The project seeks to help local farmers learn the type of seeds and the type of soil suitable for cultivation.
One thing we have not learnt about is that seed is not just sown on any type of soil, he said.
Mr Daniel Banuoku, a Deputy Director of CIKOD, noted that Upper West Region had the highest malnutrition and stunting growth rates, which he attributed to lack of sufficient food and failure by the people to utilise high nutritious indigenous food stuffs.
In order to deal with the problem of malnutrition, he said, the project would be introducing the people to some local food stuffs that one could get from the cultivation of indigenous seeds to learn and adopt to boost nutrition rates of families.

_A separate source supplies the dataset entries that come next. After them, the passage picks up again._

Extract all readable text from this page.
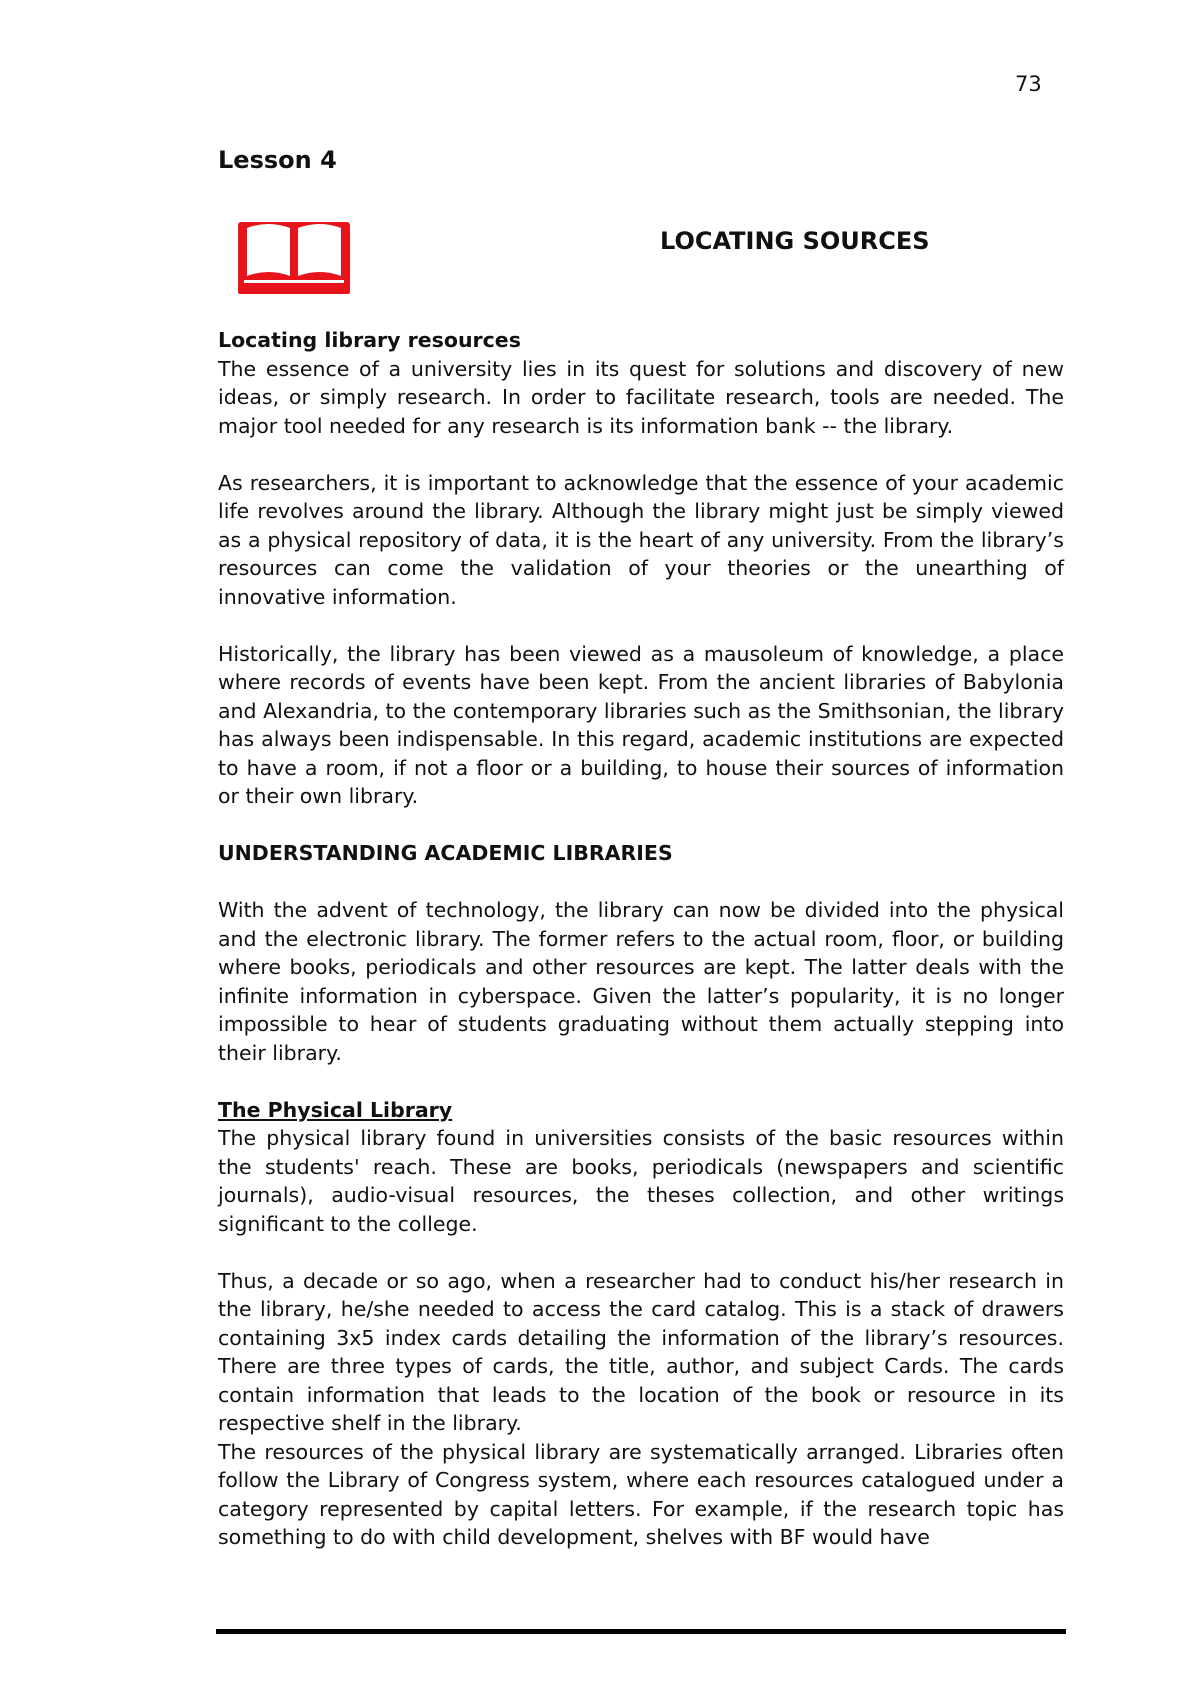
73
Lesson 4
LOCATING SOURCES

Locating library resources

The essence of a university lies in its quest for solutions and discovery of new ideas, or simply research. In order to facilitate research, tools are needed. The major tool needed for any research is its information bank -- the library.

As researchers, it is important to acknowledge that the essence of your academic life revolves around the library. Although the library might just be simply viewed as a physical repository of data, it is the heart of any university. From the library’s resources can come the validation of your theories or the unearthing of innovative information.

Historically, the library has been viewed as a mausoleum of knowledge, a place where records of events have been kept. From the ancient libraries of Babylonia and Alexandria, to the contemporary libraries such as the Smithsonian, the library has always been indispensable. In this regard, academic institutions are expected to have a room, if not a floor or a building, to house their sources of information or their own library.

UNDERSTANDING ACADEMIC LIBRARIES

With the advent of technology, the library can now be divided into the physical and the electronic library. The former refers to the actual room, floor, or building where books, periodicals and other resources are kept. The latter deals with the infinite information in cyberspace. Given the latter’s popularity, it is no longer impossible to hear of students graduating without them actually stepping into their library.

The Physical Library

The physical library found in universities consists of the basic resources within the students' reach. These are books, periodicals (newspapers and scientific journals), audio-visual resources, the theses collection, and other writings significant to the college.

Thus, a decade or so ago, when a researcher had to conduct his/her research in the library, he/she needed to access the card catalog. This is a stack of drawers containing 3x5 index cards detailing the information of the library’s resources. There are three types of cards, the title, author, and subject Cards. The cards contain information that leads to the location of the book or resource in its respective shelf in the library.

The resources of the physical library are systematically arranged. Libraries often follow the Library of Congress system, where each resources catalogued under a category represented by capital letters. For example, if the research topic has something to do with child development, shelves with BF would have
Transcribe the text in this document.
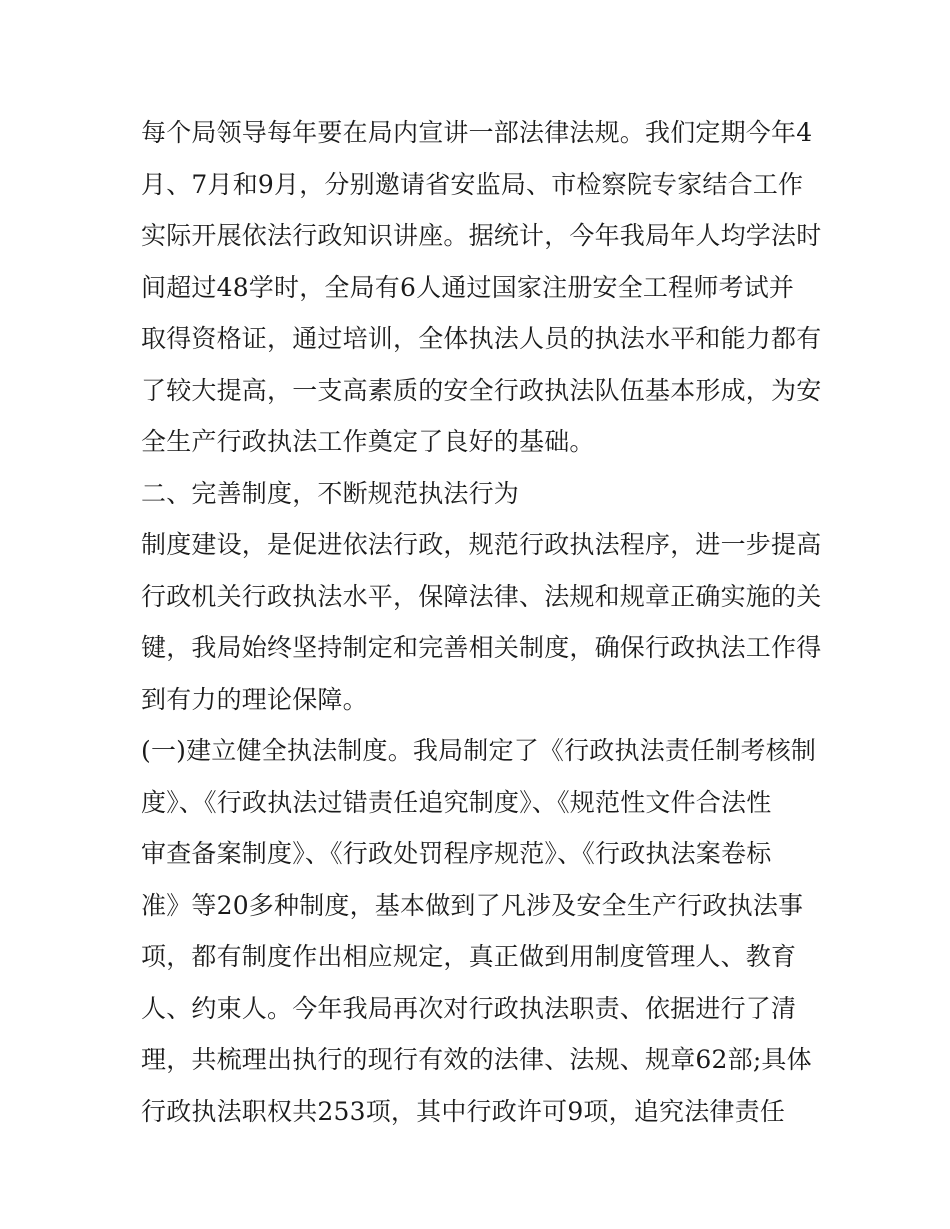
每个局领导每年要在局内宣讲一部法律法规。我们定期今年4
月、7月和9月，分别邀请省安监局、市检察院专家结合工作
实际开展依法行政知识讲座。据统计，今年我局年人均学法时
间超过48学时，全局有6人通过国家注册安全工程师考试并
取得资格证，通过培训，全体执法人员的执法水平和能力都有
了较大提高，一支高素质的安全行政执法队伍基本形成，为安
全生产行政执法工作奠定了良好的基础。
二、完善制度，不断规范执法行为
制度建设，是促进依法行政，规范行政执法程序，进一步提高
行政机关行政执法水平，保障法律、法规和规章正确实施的关
键，我局始终坚持制定和完善相关制度，确保行政执法工作得
到有力的理论保障。
(一)建立健全执法制度。我局制定了《行政执法责任制考核制
度》、《行政执法过错责任追究制度》、《规范性文件合法性
审查备案制度》、《行政处罚程序规范》、《行政执法案卷标
准》等20多种制度，基本做到了凡涉及安全生产行政执法事
项，都有制度作出相应规定，真正做到用制度管理人、教育
人、约束人。今年我局再次对行政执法职责、依据进行了清
理，共梳理出执行的现行有效的法律、法规、规章62部;具体
行政执法职权共253项，其中行政许可9项，追究法律责任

Mr Banuoku said CIKOD was open to working with the Municipal nutrition Unit and health facilities to develop nutrition education materials that would respond to food within the reach of rural communities.
A Nutrition Officer at Lawra Municipal Hospital, Mr. Louis Mornah, quoted World Food Programme (WFP) 2016 survey report saying anaemia rate in the Municipality was 55 percent among pregnant women, 6.4 percent underweight, 11.5 percent low birth weight and 11.6 percent food insecurity rate.
He encouraged people to patronise and eat more indigenous food stuffs.
Madam Rebecca Sebri, the Campaign Manager for We are the Solution Campaign programme, also expressed worry about negative effects arising from over dependency on chemical fertilizers for crop production and encouraged farmers to adopt the use of compost
manure to produce in order to reduce diseases associated with the usage of chemical fertilizers.
The project is being sponsored by New Field Foundation and seeks to support farmers to bring their culture to the forefront that illustrates how their beliefs, values, language, ethics, art, ways of learning and traditional farming practices embody agro-ecology.